Abstrait

Persistently High Plasma Vitamin B12 and the Risks of Malignancies

Makki H Fayadh*

A female patient was presented with features suggestive of neuropathy secondary to atrophic gastritis and raised serum gastrin but the surprising findings was the finding of very high Vitamin B12 despite severe gastric atrophy. Her investigations showed multiple small bowel erosions seen by colonoscopy and ileoscopy and confirmed by video capsule.
She has latent Celiac disease with positive Human Leukocyte Antigen HLA DQ2 but poor response to gluten free diet. To our knowledge this is the first case report in our area of very high Vitamin B12 with atrophic gastritis probably attributed to blocking antibodies to the vitamin B12 receptors or associated with hidden hematological or solid cancers.
Her sister developed colon cancer that raises great concerns about possible future development of cancers in this patient.

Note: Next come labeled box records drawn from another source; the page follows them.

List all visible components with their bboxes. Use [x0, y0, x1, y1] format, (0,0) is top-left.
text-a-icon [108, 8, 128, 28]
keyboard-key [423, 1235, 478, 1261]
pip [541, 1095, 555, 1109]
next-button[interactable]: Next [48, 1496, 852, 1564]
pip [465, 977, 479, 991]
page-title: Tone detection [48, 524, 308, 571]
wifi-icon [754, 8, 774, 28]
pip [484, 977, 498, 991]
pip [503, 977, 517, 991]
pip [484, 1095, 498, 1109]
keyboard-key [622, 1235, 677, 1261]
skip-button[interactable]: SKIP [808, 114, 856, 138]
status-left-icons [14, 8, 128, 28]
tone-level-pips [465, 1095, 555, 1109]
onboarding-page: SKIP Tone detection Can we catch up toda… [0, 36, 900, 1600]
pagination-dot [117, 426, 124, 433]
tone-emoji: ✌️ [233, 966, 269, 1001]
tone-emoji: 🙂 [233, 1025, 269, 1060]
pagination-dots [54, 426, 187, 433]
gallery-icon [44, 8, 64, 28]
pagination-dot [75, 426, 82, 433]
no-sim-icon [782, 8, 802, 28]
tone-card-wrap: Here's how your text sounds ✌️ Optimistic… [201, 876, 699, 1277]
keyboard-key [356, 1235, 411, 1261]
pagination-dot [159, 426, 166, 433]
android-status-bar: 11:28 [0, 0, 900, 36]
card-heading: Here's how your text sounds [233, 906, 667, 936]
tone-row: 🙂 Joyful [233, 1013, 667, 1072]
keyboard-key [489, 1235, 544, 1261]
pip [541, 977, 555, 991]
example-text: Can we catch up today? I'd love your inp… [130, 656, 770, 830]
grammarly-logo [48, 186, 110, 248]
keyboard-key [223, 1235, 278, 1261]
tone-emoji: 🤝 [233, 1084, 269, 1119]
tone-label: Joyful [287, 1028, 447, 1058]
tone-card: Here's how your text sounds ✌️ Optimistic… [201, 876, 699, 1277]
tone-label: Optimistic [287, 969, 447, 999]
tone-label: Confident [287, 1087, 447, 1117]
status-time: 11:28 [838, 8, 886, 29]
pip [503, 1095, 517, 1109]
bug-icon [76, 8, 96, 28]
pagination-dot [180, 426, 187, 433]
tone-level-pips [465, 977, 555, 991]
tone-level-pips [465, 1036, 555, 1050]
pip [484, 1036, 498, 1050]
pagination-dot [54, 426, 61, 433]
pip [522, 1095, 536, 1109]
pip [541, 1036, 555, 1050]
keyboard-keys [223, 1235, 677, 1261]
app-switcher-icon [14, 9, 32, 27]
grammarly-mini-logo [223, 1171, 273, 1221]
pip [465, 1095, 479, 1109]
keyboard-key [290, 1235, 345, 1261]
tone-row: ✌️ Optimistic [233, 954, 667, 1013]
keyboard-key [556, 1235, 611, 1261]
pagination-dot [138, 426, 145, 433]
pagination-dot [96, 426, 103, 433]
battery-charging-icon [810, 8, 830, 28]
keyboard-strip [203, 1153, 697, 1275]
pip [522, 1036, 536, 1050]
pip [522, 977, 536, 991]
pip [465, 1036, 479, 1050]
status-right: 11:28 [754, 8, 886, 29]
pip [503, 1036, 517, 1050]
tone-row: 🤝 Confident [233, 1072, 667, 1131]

This case study of high vitamin B12 associated with ileal ulceration and chronic auto immune gastritis with latent celiac disease is a new entity that needs further evaluations and awareness is needed to study high level of vitamin B12 and to our knowledge this is the first case of high B12 reported in our area.
Unusually high level of serum vitamin B12 levels is an underestimated entity; it can be paradoxically accompanied by signs of deficiency, reflecting a functional deficiency linked to qualitative abnormalities, which are related to defects in tissue uptake and action of vitamin B12. It can occur with solid neoplasms, hematological malignancies, and liver and kidney diseases. High serum vitamin B12 is defined by a rate above 950 pg/ml (701 pmol/l), which corresponds by biological standards, to the upper limit of biological normality, in the absence of any sign and/or clinical anomaly. A study of more than 80,000 cancer patients demonstrated that those with elevated plasma vitamin B12 levels prior to diagnosis had higher mortality, indicating more advanced and aggressive cancers. These results could not be explained by cancer type, sex, age, comorbidity or presence of non-localized disease suggesting that these associations reflect underlying alterations in the metabolism caused by the cancer.